House of Lords elected? Tarts delight.

About the author
Anthony Barnett is the founder of openDemocracy and the Co-Editor of its UK section, Our Kingdom.

Tony Blair once described Jack Straw as a "tart". Takes one to know one? Anyway, there seems to be nothing a tart delights in more than teasing us about than the House of Lords. Straw has been at it again pledging an "elected" upper house. To which prospect Gareth Young once wrote, back in 2007:

As you will know Westminster is a bicameral parliament which means that legislation is scrutinised by a secondary revising chamber. Due to our skewed constitution this set up results in English-only domestic legislation being scrutinised by Scottish and Welsh Lords – people like Neil Kinnock and Lord Falconer for example. Scotland, by contrast, has a unicameral system, meaning English Lords do not get to subject Scottish legislation to scrutiny.

In the past this glaring constitutional anomaly unfairness has been dismissed by Government ministers and the Department for Constitutional Affairs. They tell us that although the lower chamber is elected on a territorial basis the upper chamber is appointed and full of individuals rather than representatives of particular nations, regions or territories.
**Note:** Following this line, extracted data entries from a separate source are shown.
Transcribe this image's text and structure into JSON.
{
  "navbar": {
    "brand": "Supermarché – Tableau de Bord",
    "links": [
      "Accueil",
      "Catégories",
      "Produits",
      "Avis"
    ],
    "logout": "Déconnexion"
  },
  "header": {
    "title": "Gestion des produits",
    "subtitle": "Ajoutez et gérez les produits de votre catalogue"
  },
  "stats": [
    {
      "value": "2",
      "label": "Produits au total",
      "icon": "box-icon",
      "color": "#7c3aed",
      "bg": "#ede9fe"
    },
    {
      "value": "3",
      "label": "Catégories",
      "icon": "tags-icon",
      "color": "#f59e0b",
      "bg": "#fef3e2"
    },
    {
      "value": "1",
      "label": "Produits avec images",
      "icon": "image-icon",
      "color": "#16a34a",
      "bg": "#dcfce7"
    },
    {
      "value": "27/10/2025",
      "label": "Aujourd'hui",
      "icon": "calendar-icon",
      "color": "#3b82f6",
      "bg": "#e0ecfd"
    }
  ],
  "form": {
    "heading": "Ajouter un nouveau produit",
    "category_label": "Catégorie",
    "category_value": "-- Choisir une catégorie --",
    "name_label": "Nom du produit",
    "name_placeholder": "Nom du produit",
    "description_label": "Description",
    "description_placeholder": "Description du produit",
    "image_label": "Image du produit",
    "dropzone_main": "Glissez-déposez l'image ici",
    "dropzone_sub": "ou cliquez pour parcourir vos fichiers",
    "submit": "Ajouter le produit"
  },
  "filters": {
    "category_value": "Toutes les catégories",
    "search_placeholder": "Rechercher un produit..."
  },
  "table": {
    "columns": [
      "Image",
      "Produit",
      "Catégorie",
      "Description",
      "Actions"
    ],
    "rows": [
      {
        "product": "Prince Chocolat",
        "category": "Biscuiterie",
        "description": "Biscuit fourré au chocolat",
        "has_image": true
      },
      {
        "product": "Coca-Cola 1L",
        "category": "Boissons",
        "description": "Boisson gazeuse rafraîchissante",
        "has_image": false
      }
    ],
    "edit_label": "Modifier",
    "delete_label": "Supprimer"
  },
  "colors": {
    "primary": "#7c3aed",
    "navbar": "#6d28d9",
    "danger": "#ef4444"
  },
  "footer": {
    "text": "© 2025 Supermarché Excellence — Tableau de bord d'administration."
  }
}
By this logic there is no comparison with the West Lothian Question that occasionally bedevils the House of Commons because the House of Lords has no territorial basis and their Lordships are not territorial beasts. Complete bollocks of course, but that’s their logic.

However, this logic could fall down with an elected House of Lords. Why should Lords elected by Scots get to vote on English legislation? That’s the question that I will be asking.